Disguise in Homerton

It didn’t look Tudor at all.  I walked past  two or three times thinking this couldn’t be right, but then decided this must be the Sutton House I had come to see.  Half of it was rendered, the forecourt was paved, the windows were clearly eighteenth century, there was a 1930s noticeboard about its acquisition by the National Trust, and the only clue to a Tudor past was one of the two front doors.  Inside, the house was both grubby and tatty.  There were people handing out leaflets, a serious-looking lady dispensing tea and cake, and, in the courtyard, a bearded man waving his arms and exhorting a small group of followers about maps.

It was a close-run thing.  It would have been easier to accept a leaflet, drink a hasty cup of tea and leave.  But I didn’t.  And I was one of the people who ended up fighting for a better future for  for this bedraggled survivor of five centuries of change.  It nearly didn’t make it, threatened, by the late 1980s, not with demolition but with gentrification.  When the house was new, in the 1530s, it was part of a semi-rural community where residents built second homes away from the pressures of the City three miles away.  Ralph Sadleir, a young man on his way up in the world, had managed, still in his twenties, to fund a new brick-built house for his young family.

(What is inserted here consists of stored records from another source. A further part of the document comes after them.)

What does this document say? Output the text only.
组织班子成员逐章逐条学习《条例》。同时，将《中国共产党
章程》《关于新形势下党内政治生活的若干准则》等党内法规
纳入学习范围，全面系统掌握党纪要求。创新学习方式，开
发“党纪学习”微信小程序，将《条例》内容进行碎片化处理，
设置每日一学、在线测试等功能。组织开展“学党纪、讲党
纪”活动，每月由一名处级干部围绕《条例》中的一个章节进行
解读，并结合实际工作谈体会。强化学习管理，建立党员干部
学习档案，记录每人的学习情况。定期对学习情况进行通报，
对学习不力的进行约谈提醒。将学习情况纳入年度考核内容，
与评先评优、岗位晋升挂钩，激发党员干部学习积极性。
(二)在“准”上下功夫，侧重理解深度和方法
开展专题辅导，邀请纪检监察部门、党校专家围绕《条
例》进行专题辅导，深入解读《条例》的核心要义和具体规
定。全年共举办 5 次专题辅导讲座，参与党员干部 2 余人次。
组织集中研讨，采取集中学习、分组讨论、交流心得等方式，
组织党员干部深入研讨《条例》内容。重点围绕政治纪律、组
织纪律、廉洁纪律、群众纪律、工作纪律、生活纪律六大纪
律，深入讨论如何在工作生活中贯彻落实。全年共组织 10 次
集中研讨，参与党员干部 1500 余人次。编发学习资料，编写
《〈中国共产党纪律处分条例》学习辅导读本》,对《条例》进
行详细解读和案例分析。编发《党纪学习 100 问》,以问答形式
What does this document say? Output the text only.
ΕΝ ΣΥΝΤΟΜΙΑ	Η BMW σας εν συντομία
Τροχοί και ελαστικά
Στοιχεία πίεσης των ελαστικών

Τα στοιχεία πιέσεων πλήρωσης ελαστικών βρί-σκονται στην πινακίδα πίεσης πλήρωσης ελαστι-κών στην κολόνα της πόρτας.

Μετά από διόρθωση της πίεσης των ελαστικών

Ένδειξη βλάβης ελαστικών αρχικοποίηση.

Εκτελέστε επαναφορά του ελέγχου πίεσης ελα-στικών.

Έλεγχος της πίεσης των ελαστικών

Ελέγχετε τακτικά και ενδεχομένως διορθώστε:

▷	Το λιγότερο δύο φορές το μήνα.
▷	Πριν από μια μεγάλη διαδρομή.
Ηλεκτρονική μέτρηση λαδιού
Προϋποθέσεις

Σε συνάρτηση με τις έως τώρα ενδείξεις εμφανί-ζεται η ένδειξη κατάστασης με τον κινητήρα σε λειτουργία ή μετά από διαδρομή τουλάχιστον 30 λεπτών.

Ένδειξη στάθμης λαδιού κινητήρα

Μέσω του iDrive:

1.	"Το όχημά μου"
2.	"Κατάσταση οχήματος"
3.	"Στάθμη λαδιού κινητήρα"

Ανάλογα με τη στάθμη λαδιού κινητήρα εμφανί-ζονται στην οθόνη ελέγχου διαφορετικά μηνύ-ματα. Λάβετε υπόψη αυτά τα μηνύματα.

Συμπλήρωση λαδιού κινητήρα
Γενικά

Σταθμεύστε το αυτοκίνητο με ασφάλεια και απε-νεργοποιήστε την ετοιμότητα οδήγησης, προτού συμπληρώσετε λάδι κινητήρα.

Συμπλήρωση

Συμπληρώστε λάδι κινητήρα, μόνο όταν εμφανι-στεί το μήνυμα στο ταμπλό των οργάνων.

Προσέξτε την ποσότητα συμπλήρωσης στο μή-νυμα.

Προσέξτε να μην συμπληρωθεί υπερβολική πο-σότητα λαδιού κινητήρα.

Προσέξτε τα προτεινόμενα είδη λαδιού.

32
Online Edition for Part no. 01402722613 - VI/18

Poster for the first open day in December 1987

But none of us knew that then.  At the time of the Save Sutton House campaign it was still accepted that this was once the home of Sir Thomas Sutton.  Or maybe Sir Julius Caesar.  And possibly involving one of several semi-Royal Hackney  residents, always supposing we have eliminated the assorted hangers-on of Christopher Urswick, Rector of Hackney, once the almoner of Margaret Beaufort and latterly the centre of what he would hate to be remembered as a group of reformers.  But we know  that Desiderius Erasmus, famed theologian, was also famed as a freeloader, and tracked Urswick down to Hackney in search of the price of a new horse, but Urswick then in his 70s, was out hunting, and so not available for cadging. But that’s a very old story.

It took months of campaigning, several petitions and a lot of publicity to persuade the National Trust they were not going to get away with allowing this unloved property to be turned into five luxury flats that would then be open to the public only once a year.    The local authority had been approached with the suggestion that Sutton House should become a museum, but councillors had responded that it would be better if this piece of “built imperialism” were to be “razed to the ground”.  The National Trust and its chosen developer had then gone ahead with making a planning application for the flats scheme, and this got as far as a listing in the Hackney Gazette.  It was seeing this that persuaded some half-dozen local residents first to respond to and then to resist the plans.

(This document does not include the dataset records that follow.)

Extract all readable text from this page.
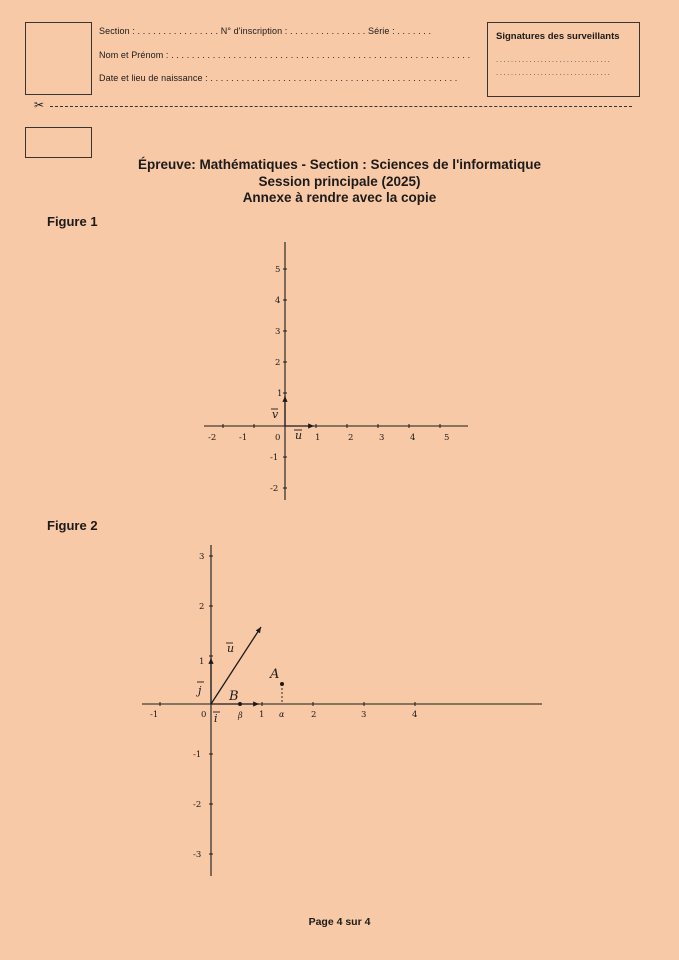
Section : . . . . . . . . . . . . . . . . N° d'inscription : . . . . . . . . . . . . . . . Série : . . . . . . .
Nom et Prénom : . . . . . . . . . . . . . . . . . . . . . . . . . . . . . . . . . . . . . . . . . . . . . . . . . . . . . . . . . .
Date et lieu de naissance : . . . . . . . . . . . . . . . . . . . . . . . . . . . . . . . . . . . . . . . . . . . . . . . .
Signatures des surveillants
...............................
...............................
✂
Épreuve: Mathématiques - Section : Sciences de l'informatique
Session principale (2025)
Annexe à rendre avec la copie
Figure 1
Figure 2
-2	-1	1	2	3	4	5
0
5
4
3
2
1
-1
-2
u
v
-1	1	2	3	4
0
3
2
1
-1
-2
-3
i
j
u
A
B
α
β
Page 4 sur 4
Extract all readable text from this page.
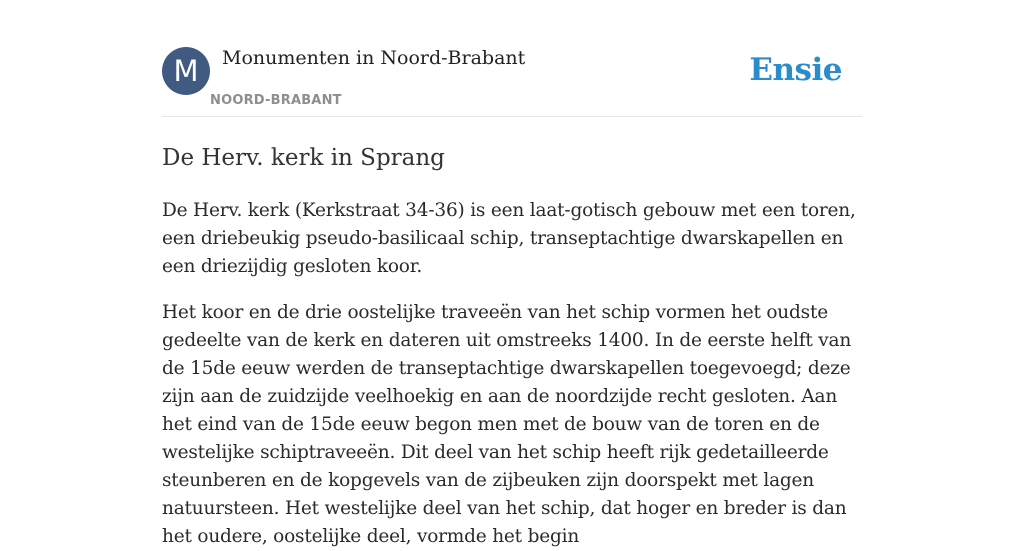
M	Monumenten in Noord-Brabant
NOORD-BRABANT
Ensie
De Herv. kerk in Sprang

De Herv. kerk (Kerkstraat 34-36) is een laat-gotisch gebouw met een toren, een driebeukig pseudo-basilicaal schip, transeptachtige dwarskapellen en een driezijdig gesloten koor.

Het koor en de drie oostelijke traveeën van het schip vormen het oudste gedeelte van de kerk en dateren uit omstreeks 1400. In de eerste helft van de 15de eeuw werden de transeptachtige dwarskapellen toegevoegd; deze zijn aan de zuidzijde veelhoekig en aan de noordzijde recht gesloten. Aan het eind van de 15de eeuw begon men met de bouw van de toren en de westelijke schiptraveeën. Dit deel van het schip heeft rijk gedetailleerde steunberen en de kopgevels van de zijbeuken zijn doorspekt met lagen natuursteen. Het westelijke deel van het schip, dat hoger en breder is dan het oudere, oostelijke deel, vormde het begin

Early fundraising included home-made Christmas cards

So it was that the Save Sutton House campaign was born.  From fairly chaotic beginnings, the outline of a plan to restore and open the house for community use came into being.  By late 1987 there was enough common ground between the campaigners and the National Trust to allow a jointly organised open day to take place.  Such was the level of local interest that, in response to a publicity effort that largely consisted of A5 black and white posters attached to trees, some 800 people visited.  And this was just the beginning.

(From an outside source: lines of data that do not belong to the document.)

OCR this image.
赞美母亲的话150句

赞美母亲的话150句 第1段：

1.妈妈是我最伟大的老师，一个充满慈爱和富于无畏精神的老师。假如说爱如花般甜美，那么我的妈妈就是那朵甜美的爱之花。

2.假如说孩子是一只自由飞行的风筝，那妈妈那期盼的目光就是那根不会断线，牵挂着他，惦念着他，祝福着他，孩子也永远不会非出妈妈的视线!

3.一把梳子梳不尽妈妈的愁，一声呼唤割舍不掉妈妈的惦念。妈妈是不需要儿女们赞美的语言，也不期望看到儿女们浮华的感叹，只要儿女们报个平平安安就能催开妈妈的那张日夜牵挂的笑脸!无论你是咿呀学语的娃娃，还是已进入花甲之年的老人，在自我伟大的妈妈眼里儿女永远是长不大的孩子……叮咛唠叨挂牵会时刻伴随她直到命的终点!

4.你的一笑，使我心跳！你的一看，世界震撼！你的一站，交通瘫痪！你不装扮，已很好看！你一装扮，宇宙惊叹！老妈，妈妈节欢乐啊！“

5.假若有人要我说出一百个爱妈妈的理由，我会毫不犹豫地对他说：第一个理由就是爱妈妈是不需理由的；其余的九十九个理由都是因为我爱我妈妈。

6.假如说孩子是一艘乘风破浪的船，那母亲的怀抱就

Over the next few months it was agreed that Sutton House should be restored, the work to be paid for from grant funding, and the house then made available for a variety of education, arts and commercial uses, the historic rooms to be open to visitors for some of the week, a café bar opened, and the whole scheme to be jointly managed by the National Trust and the Sutton House Society, presided over by a Local Committee elected by both organisations.  A project manager and fundraiser were appointed, along with an architect. A structure of sub-committees was agreed upon, with the membership of each drawn from both organisations.  The restoration was to take place in two phases, to be completed by early 1994.  

Petition and demonstration, 1988

It is hard to over-state how radical this scheme was at the time of its inception.  In the last decade of the twentieth century, the word Hackney still spelled decay to much of the world.  Books with titles involving the word “ruins” set out the perceived awfulness, poverty and hopelessness of the East End in general and Hackney in particular.  If anyone from what was then still Fleet Street  wanted an example of urban decay, all too often a reporter and a photographer would venture up the City Road and make sure they found what they were looking for.  As to the National Trust, many of its senior employees were tentative about visiting Hackney, and its was only a few years since James Lees-Milne had recorded his distaste for both the property and its surroundings.  One memory of this time involves three of them emerging from Sutton House, with one asking the others “where d’you get lunch this side of the Limpopo?”.  We all had a lot to learn.